While the new London Plan preaches the virtues of ‘we know best’ design review by experts and professionals, it is encouraging to see the new NPPF state at paragraph 124 ‘Design policies should be developed with local communities so they reflect local aspirations, and are grounded in an understanding and evaluation of each area’s defining characteristics. Neighbourhood plans can play an important role in identifying the special qualities of each area and explaining how this should be reflected in development’.
Housing targets for neighbourhood areas and plans
As trailed in previous announcements, setting neighbourhood housing targets for neighbourhood plans is a further part of the Government’s efforts to improve housing delivery. Paragraphs 66 and 67 of the NPPF state:
‘Strategic plans should set out a housing requirement figure for designated neighbourhood areas. Once the strategic plan has been adopted, these figures should not need re-testing at the neighbourhood plan examination, unless there has been a significant change in circumstances that affects the requirement.
Where it is not possible to provide a requirement figure for a neighbourhood area, the local planning authority should provide an indicative figure, if requested to do so by the neighbourhood planning body. This figure should take into account factors such as the latest evidence of local housing need, the population of the neighbourhood area.’
No further detail is provided on how this process should work in practice although the accompanying draft Planning Practice Guidance does leave some wriggle room for changes to the housing number on the basis of additional evidence being provided. In a London context, how should a planning authority work out disaggregated figures for each neighbourhood area?

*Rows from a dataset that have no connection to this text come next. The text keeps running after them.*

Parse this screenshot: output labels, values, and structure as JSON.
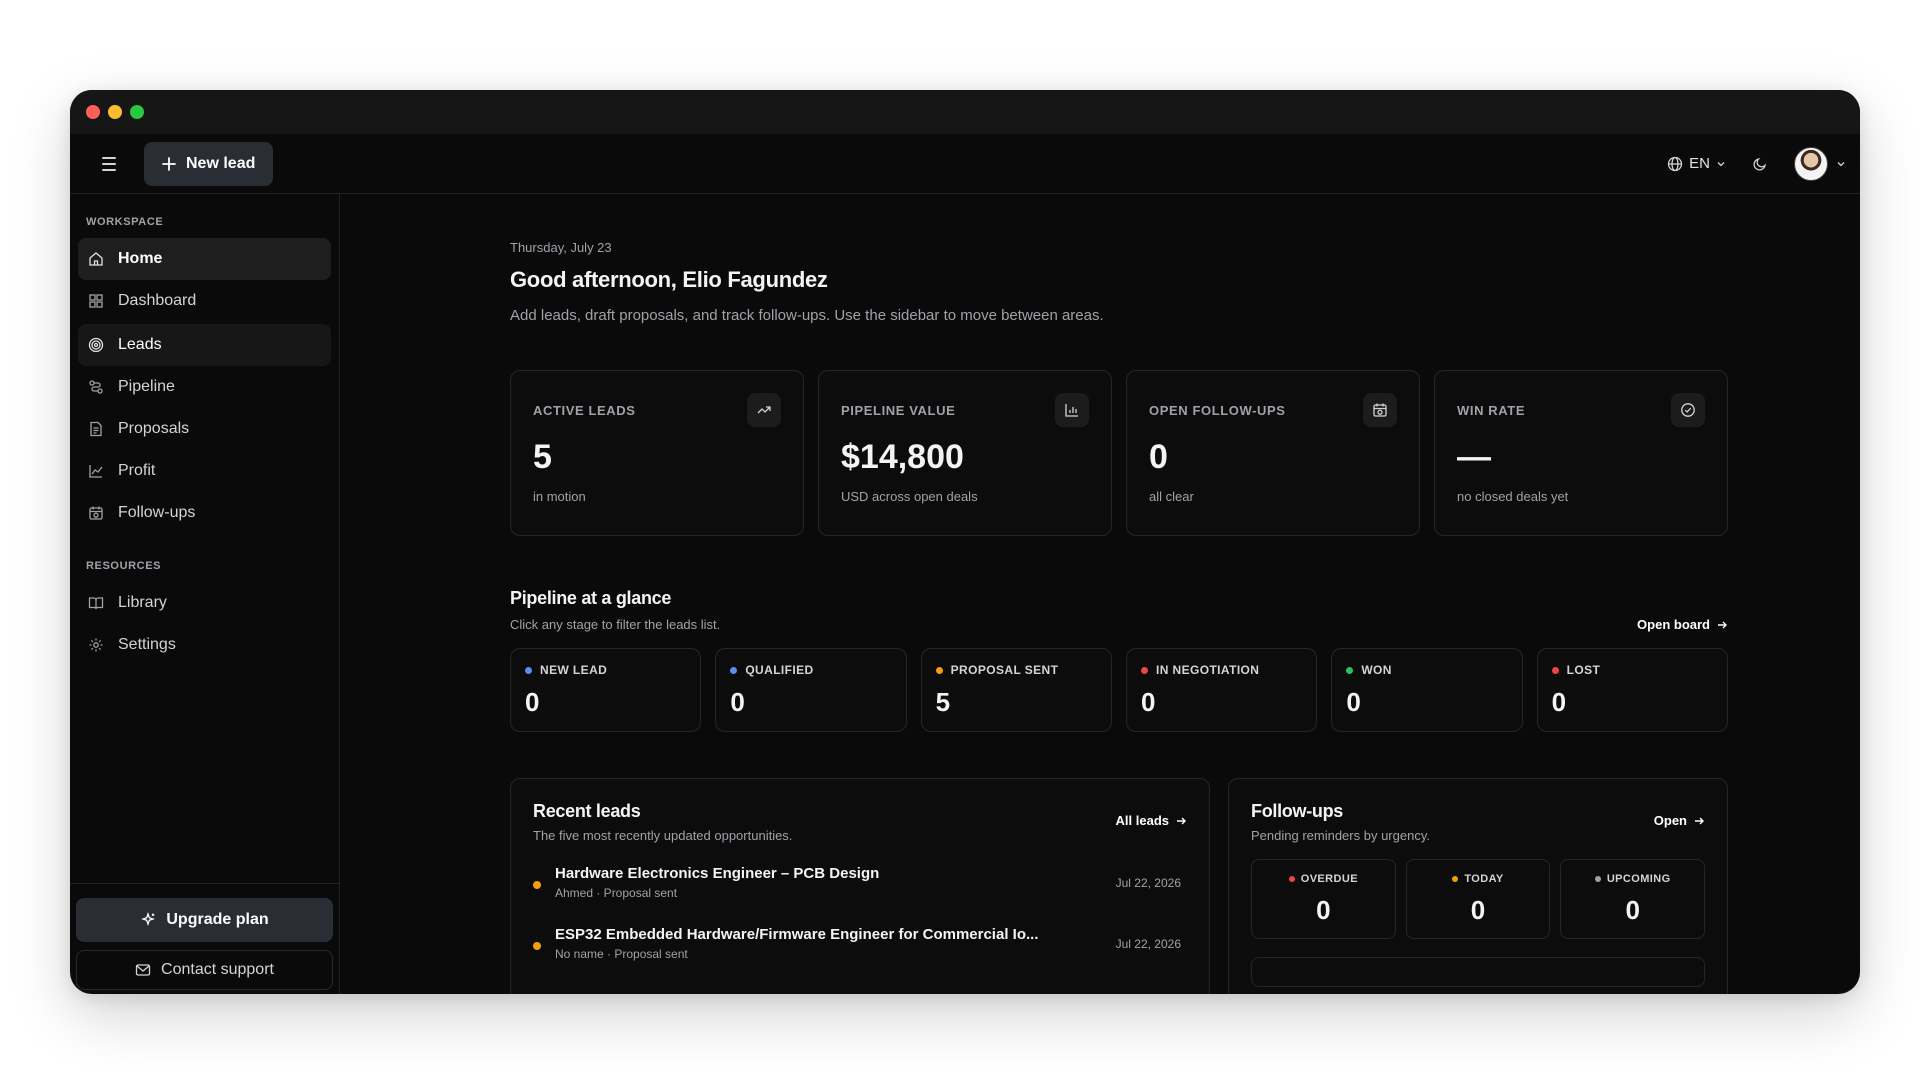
{
  "colors": {
    "close": "#ff5f57",
    "minimize": "#febc2e",
    "maximize": "#28c840",
    "stage_blue": "#5b8def",
    "stage_orange": "#f59e0b",
    "stage_red": "#ef4444",
    "stage_green": "#22c55e",
    "upcoming_gray": "#a1a1aa"
  },
  "topbar": {
    "new_lead_label": "New lead",
    "language": "EN"
  },
  "sidebar": {
    "workspace_label": "WORKSPACE",
    "workspace_items": [
      {
        "label": "Home",
        "icon": "home-icon"
      },
      {
        "label": "Dashboard",
        "icon": "grid-icon"
      },
      {
        "label": "Leads",
        "icon": "target-icon"
      },
      {
        "label": "Pipeline",
        "icon": "route-icon"
      },
      {
        "label": "Proposals",
        "icon": "document-icon"
      },
      {
        "label": "Profit",
        "icon": "line-chart-icon"
      },
      {
        "label": "Follow-ups",
        "icon": "calendar-clock-icon"
      }
    ],
    "resources_label": "RESOURCES",
    "resources_items": [
      {
        "label": "Library",
        "icon": "book-icon"
      },
      {
        "label": "Settings",
        "icon": "gear-icon"
      }
    ],
    "upgrade_label": "Upgrade plan",
    "support_label": "Contact support"
  },
  "main": {
    "date": "Thursday, July 23",
    "greeting": "Good afternoon, Elio Fagundez",
    "subtitle": "Add leads, draft proposals, and track follow-ups. Use the sidebar to move between areas.",
    "stats": [
      {
        "label": "ACTIVE LEADS",
        "value": "5",
        "sub": "in motion",
        "icon": "trending-up-icon"
      },
      {
        "label": "PIPELINE VALUE",
        "value": "$14,800",
        "sub": "USD across open deals",
        "icon": "bar-chart-icon"
      },
      {
        "label": "OPEN FOLLOW-UPS",
        "value": "0",
        "sub": "all clear",
        "icon": "calendar-clock-icon"
      },
      {
        "label": "WIN RATE",
        "value": "—",
        "sub": "no closed deals yet",
        "icon": "check-circle-icon"
      }
    ],
    "pipeline": {
      "title": "Pipeline at a glance",
      "subtitle": "Click any stage to filter the leads list.",
      "link": "Open board",
      "stages": [
        {
          "label": "NEW LEAD",
          "value": "0",
          "color": "#5b8def"
        },
        {
          "label": "QUALIFIED",
          "value": "0",
          "color": "#5b8def"
        },
        {
          "label": "PROPOSAL SENT",
          "value": "5",
          "color": "#f59e0b"
        },
        {
          "label": "IN NEGOTIATION",
          "value": "0",
          "color": "#ef4444"
        },
        {
          "label": "WON",
          "value": "0",
          "color": "#22c55e"
        },
        {
          "label": "LOST",
          "value": "0",
          "color": "#ef4444"
        }
      ]
    },
    "recent_leads": {
      "title": "Recent leads",
      "subtitle": "The five most recently updated opportunities.",
      "link": "All leads",
      "items": [
        {
          "title": "Hardware Electronics Engineer – PCB Design",
          "meta": "Ahmed · Proposal sent",
          "date": "Jul 22, 2026"
        },
        {
          "title": "ESP32 Embedded Hardware/Firmware Engineer for Commercial Io...",
          "meta": "No name · Proposal sent",
          "date": "Jul 22, 2026"
        }
      ]
    },
    "followups": {
      "title": "Follow-ups",
      "subtitle": "Pending reminders by urgency.",
      "link": "Open",
      "cards": [
        {
          "label": "OVERDUE",
          "value": "0",
          "color": "#ef4444"
        },
        {
          "label": "TODAY",
          "value": "0",
          "color": "#f59e0b"
        },
        {
          "label": "UPCOMING",
          "value": "0",
          "color": "#a1a1aa"
        }
      ]
    }
  }
}
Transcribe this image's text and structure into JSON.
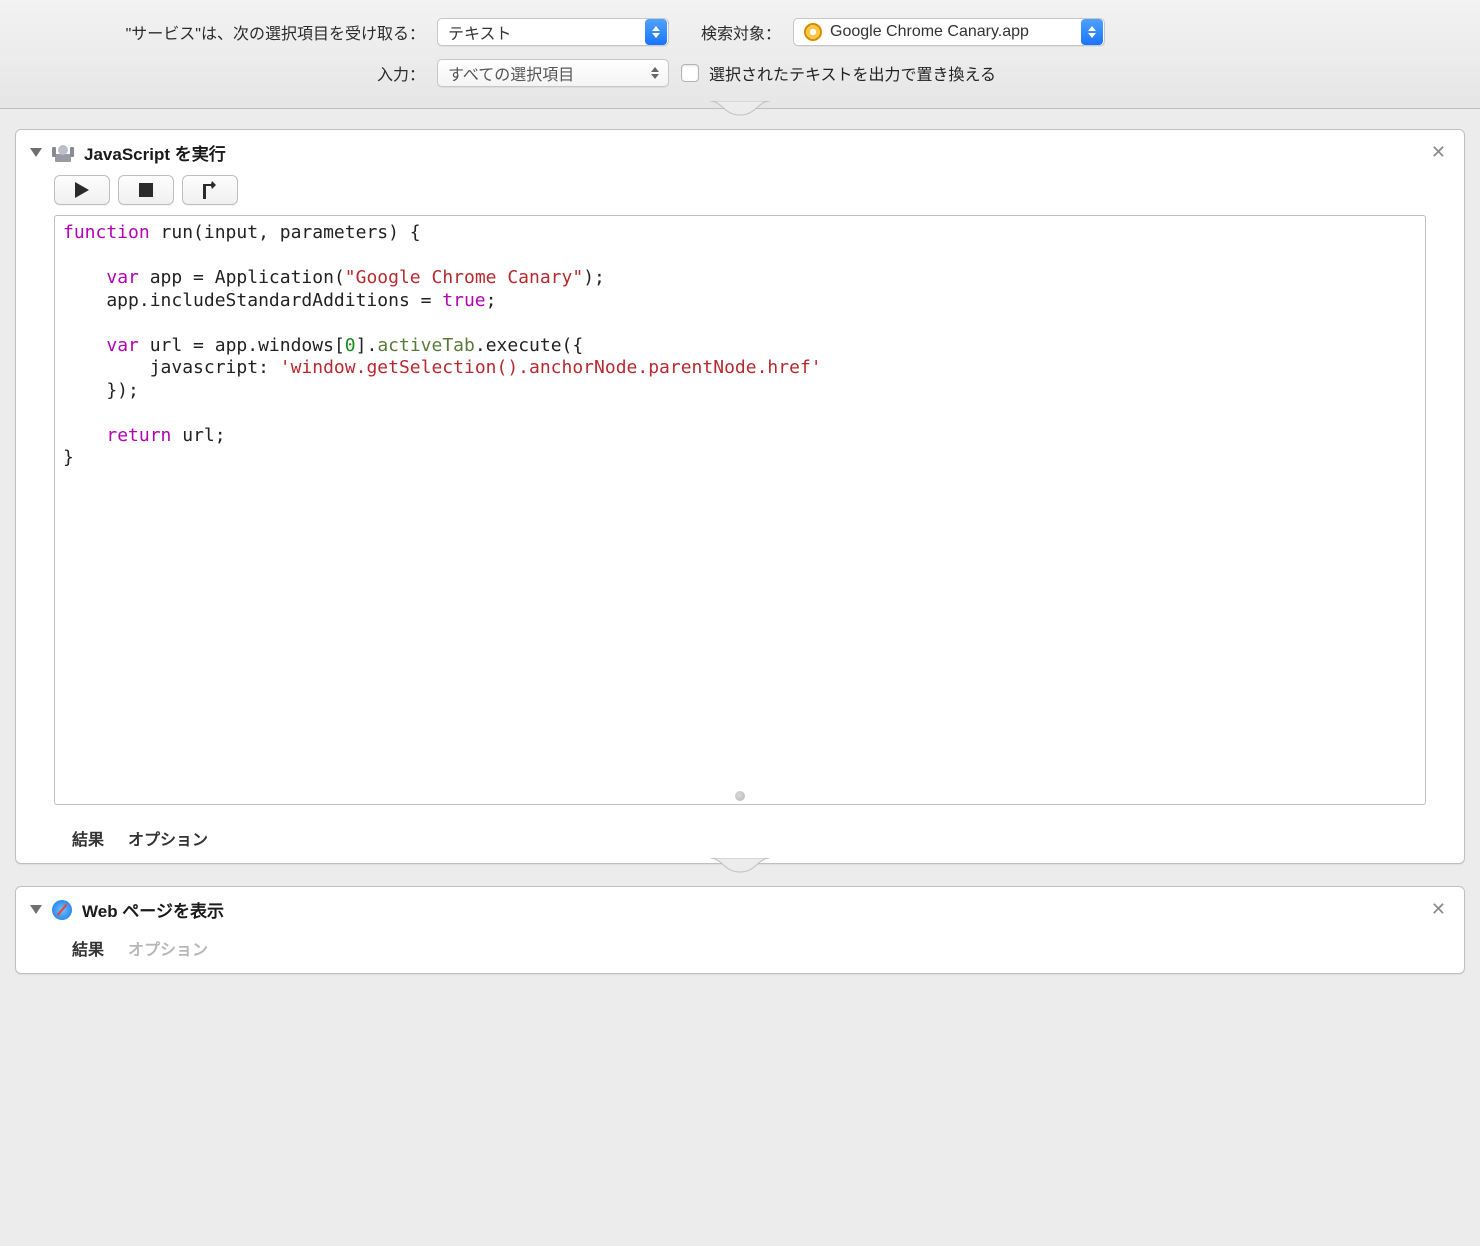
{
  "header": {
    "receives_label": "\"サービス\"は、次の選択項目を受け取る：",
    "receives_value": "テキスト",
    "search_label": "検索対象：",
    "search_value": "Google Chrome Canary.app",
    "input_label": "入力：",
    "input_value": "すべての選択項目",
    "replace_checkbox_label": "選択されたテキストを出力で置き換える"
  },
  "actions": {
    "js": {
      "title": "JavaScript を実行",
      "tabs": {
        "results": "結果",
        "options": "オプション"
      },
      "code": {
        "l1_kw": "function",
        "l1_rest": " run(input, parameters) {",
        "l3_kw": "var",
        "l3_mid": " app = Application(",
        "l3_str": "\"Google Chrome Canary\"",
        "l3_end": ");",
        "l4_a": "    app.includeStandardAdditions = ",
        "l4_kw": "true",
        "l4_end": ";",
        "l6_kw": "var",
        "l6_a": " url = app.windows[",
        "l6_num": "0",
        "l6_b": "].",
        "l6_prop": "activeTab",
        "l6_c": ".execute({",
        "l7_a": "        javascript: ",
        "l7_str": "'window.getSelection().anchorNode.parentNode.href'",
        "l8": "    });",
        "l10_kw": "return",
        "l10_rest": " url;",
        "l11": "}"
      }
    },
    "web": {
      "title": "Web ページを表示",
      "tabs": {
        "results": "結果",
        "options": "オプション"
      }
    }
  }
}
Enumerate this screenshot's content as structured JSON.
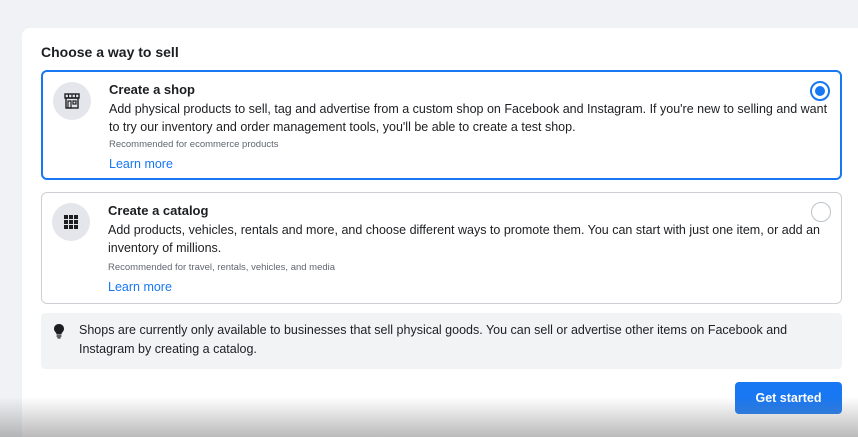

We will need to see how LB Camden and Westminster City Council, as boroughs with extensive neighbourhood area coverage, approach this task. Who arbitrates between LPA and neighbourhood forum if there is disagreement? How can a forum challenge a LPA’s assumptions on when brownfield land might come forward, particularly in Opportunity Areas with major infrastructure challenges? What sanctions might apply to non-achievement of a neighbourhood housing target?
Responding to the consultation on the new NPPF
Consultation on the draft text of the new NPPF runs until May 10th. Neighbourhoood Planners.London will circulate a draft response. Views and suggestions for inclusion in this would be welcomed.
Draft Local Plans will continue to be examined under the current NPPF for a further six months after a final version of the new NPPF is published.
In the meantime, neighbourhood forums across London can take heart from the direction of the new draft NPPF. If planning officers in London Boroughs (or at City Hall) are dismissive of neighbourhood plan proposals, or slow to discuss these, the idea that neighbourhood planning might prove to be a 5 year experiment doomed to fail has been laid to rest.
Far from backing away from the original principles of this most localist layer of our planning system, the new NPPF consolidates and entrenches these more firmly. Now all we need to do is to get this message across to London’s planning authorities.